MISC: Inks FSU supply deal for PETRONAS RGTP. MISC has entered into a head of agreement with Pengerang LNG (Two) SB, a subsidiary of Petronas Gas, for the supply, operation and maintenance of a liquefied natural gas (LNG) floating storage unit (FSU) for deployment at the PETRONAS LNG Regasification Terminal Pengerang (RGTP) in Johor. (StarBiz)

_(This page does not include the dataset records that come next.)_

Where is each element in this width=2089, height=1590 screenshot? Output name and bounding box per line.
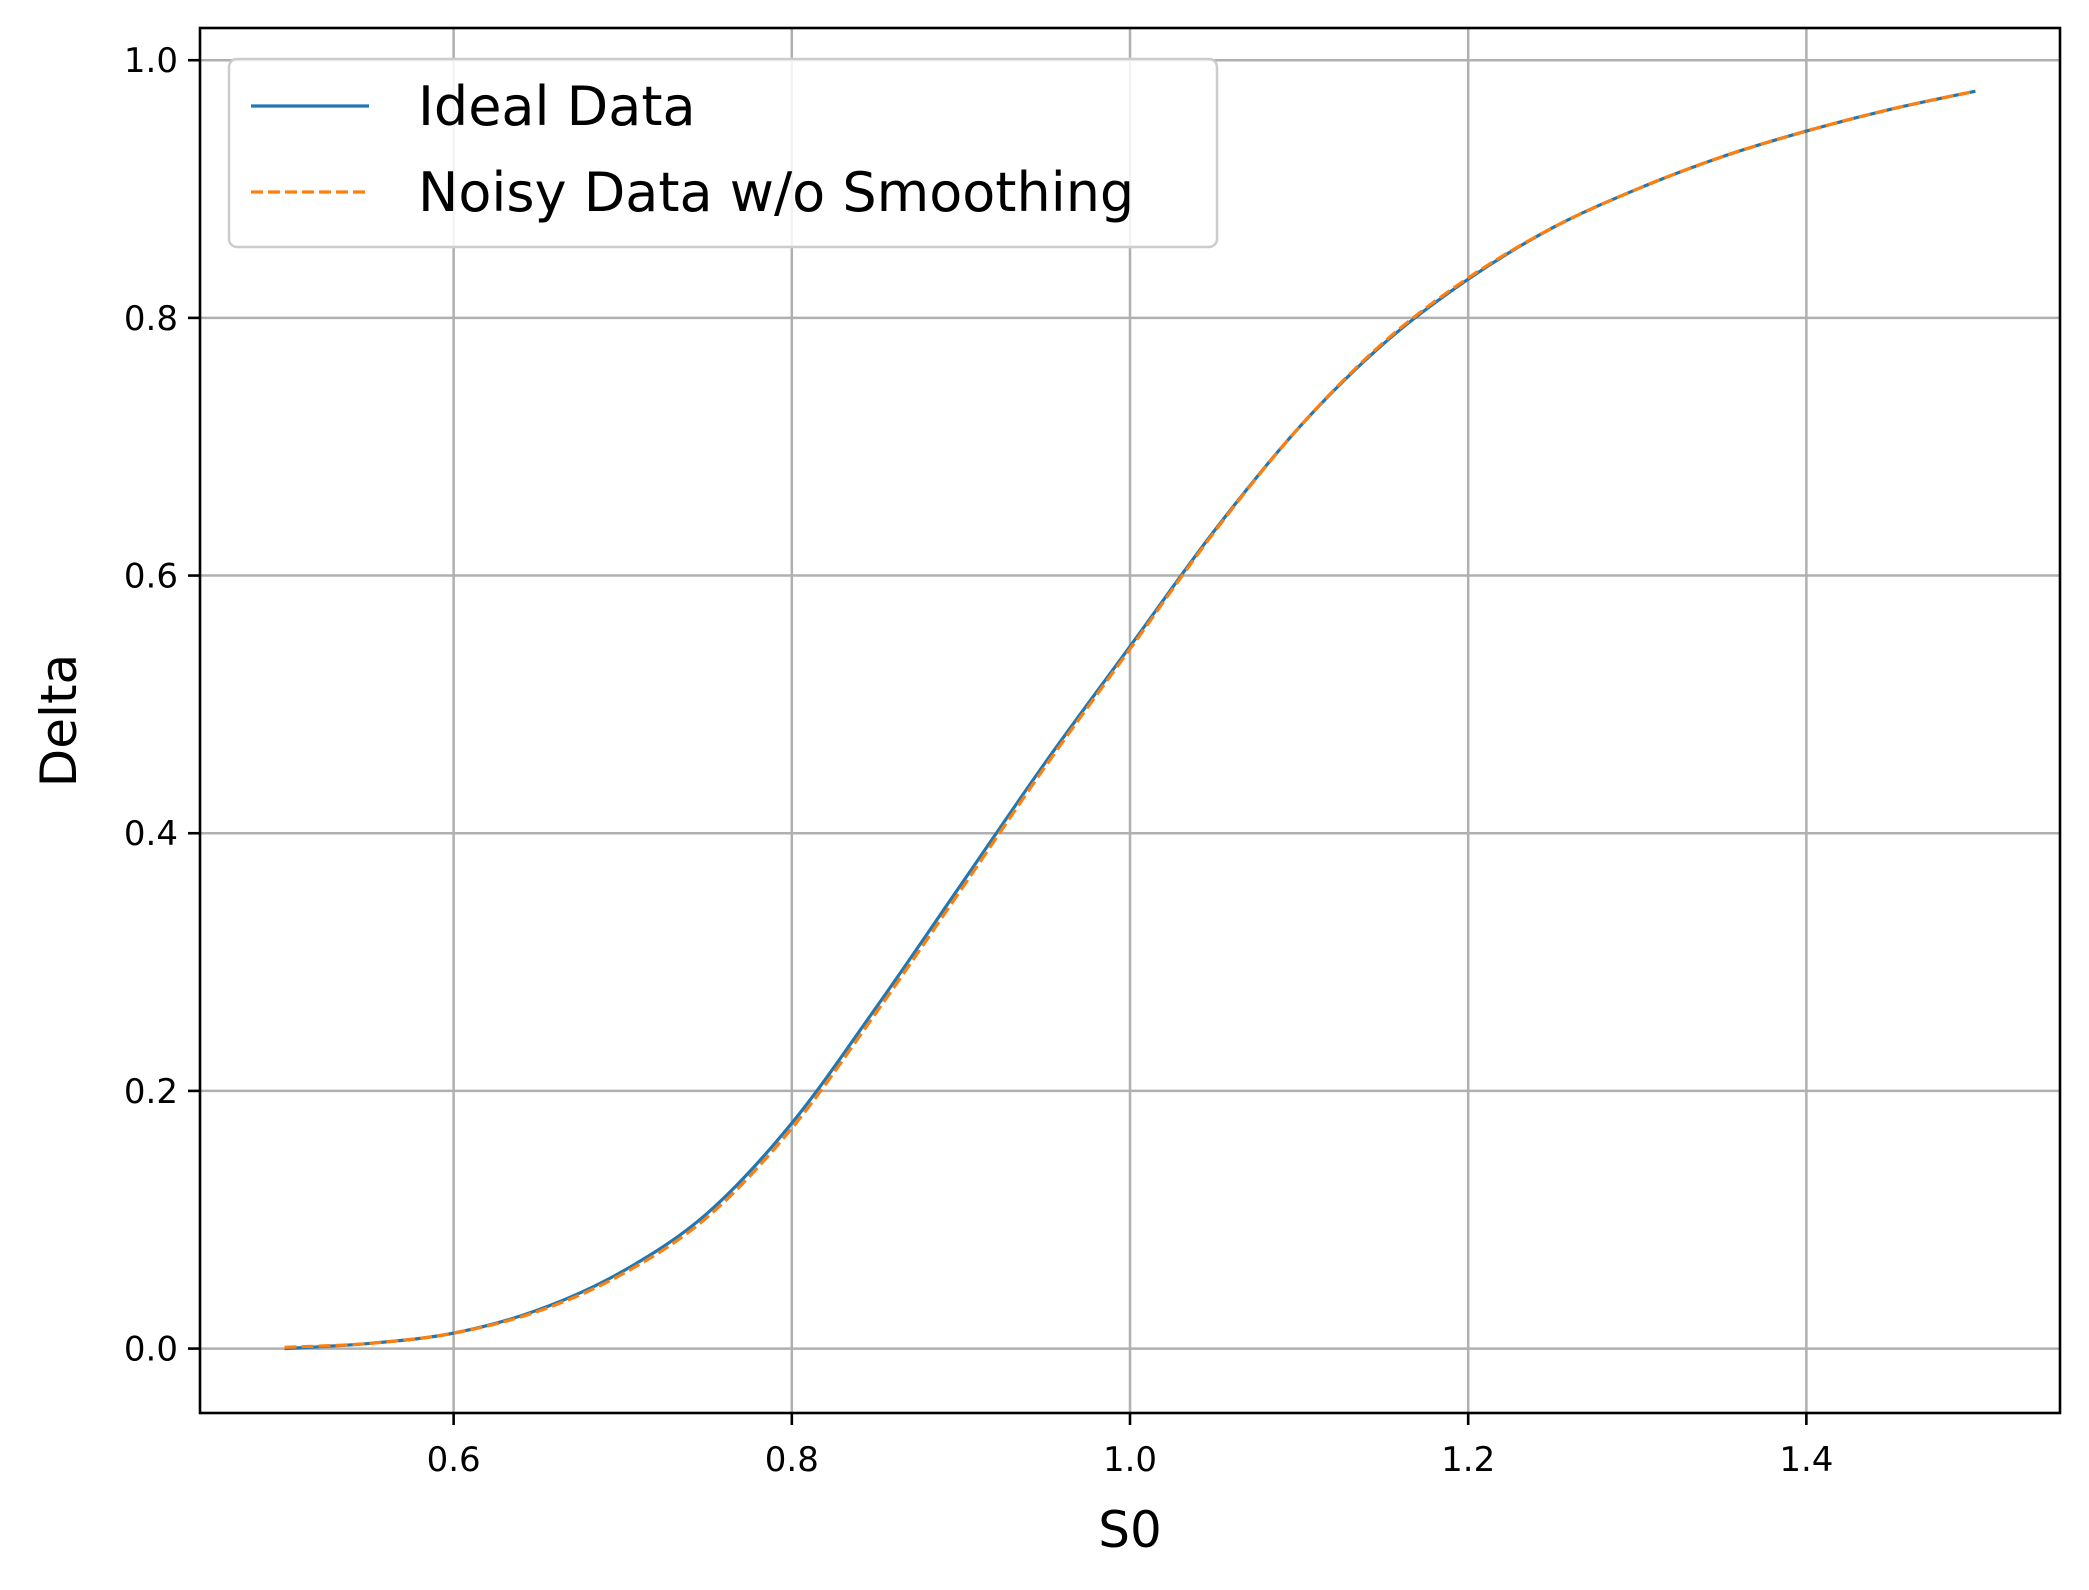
x-tick-label: 0.8: [765, 1440, 819, 1480]
y-tick-label: 0.0: [124, 1330, 178, 1370]
x-tick-label: 1.0: [1103, 1440, 1157, 1480]
y-tick-label: 0.8: [124, 299, 178, 339]
x-tick-label: 1.4: [1779, 1440, 1833, 1480]
legend: Ideal Data Noisy Data w/o Smoothing: [227, 57, 1219, 249]
legend-label-1: Noisy Data w/o Smoothing: [418, 161, 1134, 224]
y-tick-label: 0.6: [124, 557, 178, 597]
y-tick-label: 0.4: [124, 814, 178, 854]
y-tick-label: 0.2: [124, 1072, 178, 1112]
y-axis-label: Delta: [30, 654, 88, 787]
x-tick-label: 0.6: [427, 1440, 481, 1480]
y-tick-label: 1.0: [124, 41, 178, 81]
legend-label-0: Ideal Data: [418, 75, 696, 138]
ticks: 0.6 0.8 1.0 1.2 1.4 0.0 0.2 0.4 0.6 0.8 1.0: [124, 41, 1833, 1480]
legend-box: [227, 57, 1219, 249]
x-tick-label: 1.2: [1441, 1440, 1495, 1480]
series-layer: [284, 89, 1976, 1351]
x-axis-label: S0: [1098, 1501, 1162, 1559]
series-line-1: [284, 89, 1976, 1349]
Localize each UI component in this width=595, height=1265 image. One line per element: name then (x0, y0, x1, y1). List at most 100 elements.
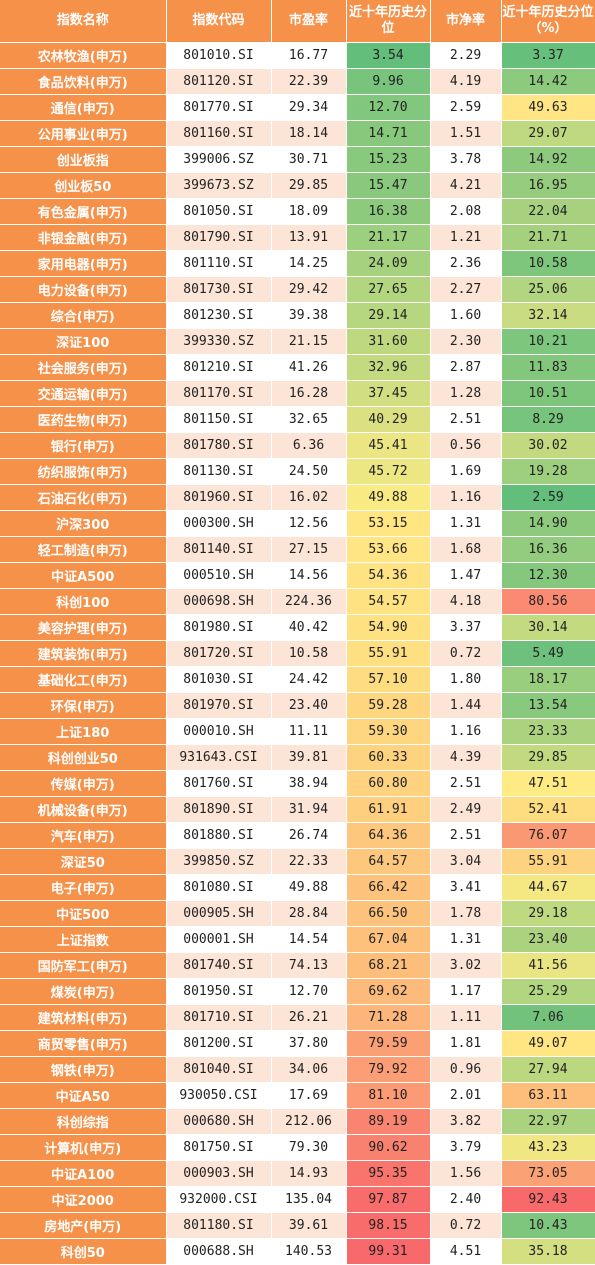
index-name-cell: 电子(申万) (0, 874, 167, 901)
pe-cell: 16.28 (271, 380, 347, 407)
pe-cell: 39.61 (271, 1212, 347, 1239)
index-name-cell: 建筑装饰(申万) (0, 640, 167, 667)
table-row: 上证180 000010.SH 11.11 59.30 1.16 23.33 (0, 718, 595, 745)
pe-percentile-cell: 99.31 (346, 1238, 431, 1265)
table-row: 中证A500 000510.SH 14.56 54.36 1.47 12.30 (0, 562, 595, 589)
index-name-cell: 美容护理(申万) (0, 614, 167, 641)
pb-cell: 4.51 (430, 1238, 502, 1265)
index-code-cell: 000698.SH (166, 588, 272, 615)
index-code-cell: 930050.CSI (166, 1082, 272, 1109)
table-row: 汽车(申万) 801880.SI 26.74 64.36 2.51 76.07 (0, 822, 595, 849)
pb-cell: 1.60 (430, 302, 502, 329)
pb-cell: 2.51 (430, 822, 502, 849)
pe-percentile-cell: 45.72 (346, 458, 431, 485)
table-row: 银行(申万) 801780.SI 6.36 45.41 0.56 30.02 (0, 432, 595, 459)
pb-percentile-cell: 22.97 (501, 1108, 595, 1135)
pb-cell: 4.21 (430, 172, 502, 199)
pe-percentile-cell: 31.60 (346, 328, 431, 355)
pe-percentile-cell: 53.66 (346, 536, 431, 563)
index-code-cell: 399330.SZ (166, 328, 272, 355)
index-name-cell: 深证100 (0, 328, 167, 355)
index-code-cell: 000905.SH (166, 900, 272, 927)
index-code-cell: 000680.SH (166, 1108, 272, 1135)
table-row: 建筑材料(申万) 801710.SI 26.21 71.28 1.11 7.06 (0, 1004, 595, 1031)
pb-cell: 1.78 (430, 900, 502, 927)
pe-percentile-cell: 53.15 (346, 510, 431, 537)
pe-percentile-cell: 3.54 (346, 42, 431, 69)
pe-cell: 29.34 (271, 94, 347, 121)
pb-percentile-cell: 73.05 (501, 1160, 595, 1187)
pb-percentile-cell: 23.40 (501, 926, 595, 953)
pe-cell: 26.21 (271, 1004, 347, 1031)
table-row: 煤炭(申万) 801950.SI 12.70 69.62 1.17 25.29 (0, 978, 595, 1005)
table-row: 轻工制造(申万) 801140.SI 27.15 53.66 1.68 16.36 (0, 536, 595, 563)
index-code-cell: 000688.SH (166, 1238, 272, 1265)
pb-percentile-cell: 10.51 (501, 380, 595, 407)
table-row: 机械设备(申万) 801890.SI 31.94 61.91 2.49 52.41 (0, 796, 595, 823)
table-row: 上证指数 000001.SH 14.54 67.04 1.31 23.40 (0, 926, 595, 953)
pe-cell: 16.02 (271, 484, 347, 511)
table-row: 医药生物(申万) 801150.SI 32.65 40.29 2.51 8.29 (0, 406, 595, 433)
index-name-cell: 钢铁(申万) (0, 1056, 167, 1083)
header-pe: 市盈率 (271, 0, 347, 43)
pb-percentile-cell: 14.42 (501, 68, 595, 95)
pe-percentile-cell: 68.21 (346, 952, 431, 979)
pe-percentile-cell: 66.42 (346, 874, 431, 901)
index-code-cell: 801130.SI (166, 458, 272, 485)
index-code-cell: 801010.SI (166, 42, 272, 69)
pe-cell: 29.42 (271, 276, 347, 303)
pe-cell: 11.11 (271, 718, 347, 745)
index-code-cell: 801970.SI (166, 692, 272, 719)
pb-percentile-cell: 52.41 (501, 796, 595, 823)
index-code-cell: 801180.SI (166, 1212, 272, 1239)
pe-cell: 31.94 (271, 796, 347, 823)
pe-cell: 40.42 (271, 614, 347, 641)
table-row: 公用事业(申万) 801160.SI 18.14 14.71 1.51 29.07 (0, 120, 595, 147)
pe-percentile-cell: 21.17 (346, 224, 431, 251)
index-name-cell: 纺织服饰(申万) (0, 458, 167, 485)
index-name-cell: 煤炭(申万) (0, 978, 167, 1005)
pb-cell: 4.18 (430, 588, 502, 615)
pb-percentile-cell: 21.71 (501, 224, 595, 251)
table-row: 科创50 000688.SH 140.53 99.31 4.51 35.18 (0, 1238, 595, 1265)
index-code-cell: 931643.CSI (166, 744, 272, 771)
pe-cell: 12.70 (271, 978, 347, 1005)
index-name-cell: 食品饮料(申万) (0, 68, 167, 95)
header-pb: 市净率 (430, 0, 502, 43)
pb-percentile-cell: 47.51 (501, 770, 595, 797)
pb-percentile-cell: 35.18 (501, 1238, 595, 1265)
pe-percentile-cell: 57.10 (346, 666, 431, 693)
pb-cell: 3.37 (430, 614, 502, 641)
index-name-cell: 基础化工(申万) (0, 666, 167, 693)
index-name-cell: 汽车(申万) (0, 822, 167, 849)
index-code-cell: 801760.SI (166, 770, 272, 797)
pb-cell: 1.16 (430, 484, 502, 511)
index-name-cell: 通信(申万) (0, 94, 167, 121)
pe-percentile-cell: 59.28 (346, 692, 431, 719)
pe-cell: 10.58 (271, 640, 347, 667)
pb-cell: 2.51 (430, 770, 502, 797)
header-index-code: 指数代码 (166, 0, 272, 43)
index-code-cell: 801790.SI (166, 224, 272, 251)
pb-cell: 1.28 (430, 380, 502, 407)
pb-percentile-cell: 30.02 (501, 432, 595, 459)
table-row: 电子(申万) 801080.SI 49.88 66.42 3.41 44.67 (0, 874, 595, 901)
pe-percentile-cell: 89.19 (346, 1108, 431, 1135)
pb-cell: 1.81 (430, 1030, 502, 1057)
index-name-cell: 中证A500 (0, 562, 167, 589)
index-name-cell: 房地产(申万) (0, 1212, 167, 1239)
index-code-cell: 801710.SI (166, 1004, 272, 1031)
pe-cell: 22.33 (271, 848, 347, 875)
index-name-cell: 深证50 (0, 848, 167, 875)
pb-percentile-cell: 18.17 (501, 666, 595, 693)
index-code-cell: 801720.SI (166, 640, 272, 667)
pe-percentile-cell: 16.38 (346, 198, 431, 225)
pb-percentile-cell: 10.58 (501, 250, 595, 277)
pe-percentile-cell: 29.14 (346, 302, 431, 329)
pe-cell: 74.13 (271, 952, 347, 979)
pb-cell: 1.11 (430, 1004, 502, 1031)
pb-cell: 1.16 (430, 718, 502, 745)
pb-cell: 2.51 (430, 406, 502, 433)
pe-cell: 14.54 (271, 926, 347, 953)
pe-cell: 18.09 (271, 198, 347, 225)
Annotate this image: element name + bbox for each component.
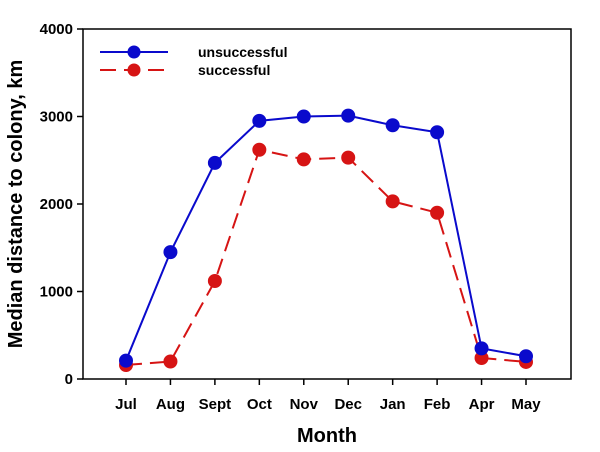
data-point [296, 152, 311, 167]
data-point [341, 108, 356, 123]
x-tick-label: Apr [469, 396, 495, 413]
series-unsuccessful [119, 108, 533, 368]
x-tick-label: Jan [380, 396, 406, 413]
y-tick-label: 2000 [40, 196, 73, 213]
legend-label: unsuccessful [198, 44, 287, 60]
series-line [125, 114, 527, 362]
x-axis-title: Month [297, 425, 357, 447]
series-successful [119, 142, 533, 372]
x-axis: Jul Aug Sept Oct Nov Dec Jan Feb Apr May [115, 379, 541, 413]
x-tick-label: Aug [156, 396, 185, 413]
legend-marker [127, 45, 141, 59]
x-tick-label: May [511, 396, 541, 413]
plot-frame [82, 28, 572, 380]
data-point [207, 155, 222, 170]
data-point [163, 354, 178, 369]
data-point [430, 125, 445, 140]
data-point [163, 245, 178, 260]
data-point [474, 341, 489, 356]
legend-marker [127, 63, 141, 77]
series-layer [119, 108, 533, 372]
legend: unsuccessful successful [100, 44, 287, 78]
data-point [385, 118, 400, 133]
data-point [385, 194, 400, 209]
data-point [519, 349, 533, 364]
data-point [252, 142, 267, 157]
x-tick-label: Dec [334, 396, 362, 413]
data-point [341, 150, 356, 165]
series-line [125, 148, 527, 366]
legend-label: successful [198, 62, 270, 78]
x-tick-label: Nov [290, 396, 319, 413]
y-axis: 0 1000 2000 3000 4000 [40, 21, 83, 388]
x-tick-label: Jul [115, 396, 137, 413]
y-axis-title: Median distance to colony, km [5, 60, 27, 349]
data-point [296, 109, 311, 124]
data-point [252, 113, 267, 128]
data-point [207, 274, 222, 288]
x-tick-label: Feb [424, 396, 451, 413]
y-tick-label: 3000 [40, 109, 73, 126]
y-tick-label: 4000 [40, 21, 73, 38]
x-tick-label: Oct [247, 396, 272, 413]
data-point [119, 353, 133, 368]
data-point [430, 205, 445, 220]
x-tick-label: Sept [199, 396, 232, 413]
y-tick-label: 0 [65, 371, 73, 388]
y-tick-label: 1000 [40, 284, 73, 301]
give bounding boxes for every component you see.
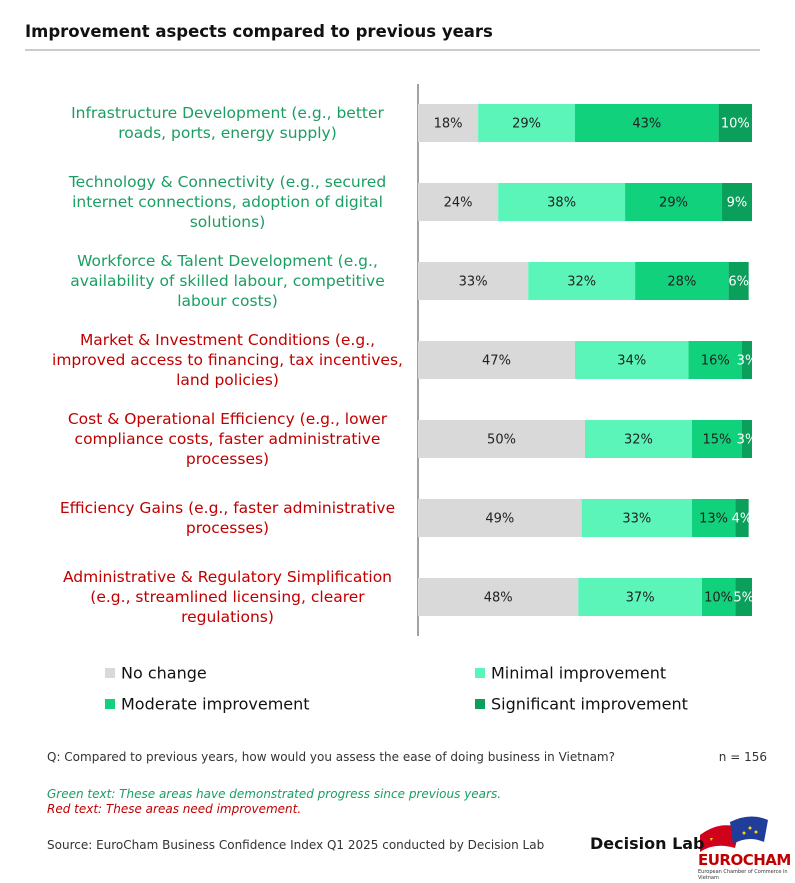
bar-segment [478, 104, 575, 142]
eurocham-flag [700, 816, 768, 852]
value-label: 38% [547, 196, 576, 211]
bar-segment [581, 499, 692, 537]
bar-segment [418, 262, 529, 300]
value-label: 15% [702, 433, 731, 448]
value-label: 33% [622, 512, 651, 527]
sample-size: n = 156 [718, 750, 767, 764]
bar-segment [701, 578, 736, 616]
value-label: 18% [434, 117, 463, 132]
value-label: 49% [485, 512, 514, 527]
bar-segment [688, 341, 742, 379]
bar-segment [585, 420, 692, 458]
legend-label: Significant improvement [491, 695, 688, 714]
value-label: 50% [487, 433, 516, 448]
value-label: 43% [632, 117, 661, 132]
bar-segment [691, 420, 742, 458]
value-label: 24% [444, 196, 473, 211]
value-label: 28% [667, 275, 696, 290]
bar-segment [418, 578, 579, 616]
decision-lab-logo: Decision Lab [590, 834, 705, 853]
bar-segment [418, 104, 479, 142]
value-label: 47% [482, 354, 511, 369]
value-label: 33% [459, 275, 488, 290]
eurocham-subtitle: European Chamber of Commerce in Vietnam [698, 869, 788, 881]
bar-segment [721, 183, 752, 221]
chart-title: Improvement aspects compared to previous… [25, 22, 493, 41]
value-label: 5% [733, 591, 754, 606]
bar-segment [528, 262, 636, 300]
eurocham-logo: EUROCHAM [698, 851, 791, 869]
value-label: 10% [704, 591, 733, 606]
bar-segment [625, 183, 722, 221]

The FBM KLCI might open higher today after Wall Street's main indices ended Tuesday's session with gains as investors looked ahead to the Federal Reserve's monetary policy update while they digested a mixed batch of earnings reports. The Fed kicked off a two-day monetary policy meeting. The central bank is widely expected to hold interest rates steady on Wednesday, and investors will monitor its statement and Fed Chair Jerome Powell's comments for clues about its plans. Optimism that the Fed would pause rate hikes was offset by reactions to disappointing earnings reports and jitters over geopolitics. The Dow Jones Industrial Average rose 123.91 points, or 0.38%, to 33,052.87, the S&P 500 gained 26.98 points, or 0.65%, to 4,193.8 and the Nasdaq Composite added 61.76 points, or 0.48%, to 12,851.24. European markets finished mixed with the CAC 40 gained 1.33% and the DAX rose 0.64%. The FTSE 100 lost 0.17%.

Back home, Bursa Malaysia closed marginally higher on Tuesday, despite a mixed regional peers performance, as risk appetite in the broader market improved on bargain hunting activities. At the closing bell, the FBM KLCI gained 2.94 points to 1,442.14 from Monday's closing of 1,439.20. In the region, the Nikkei 225 gained 0.53%, while the Hang Seng led the Shanghai Composite lower. They fell 1.69% and 0.09% respectively.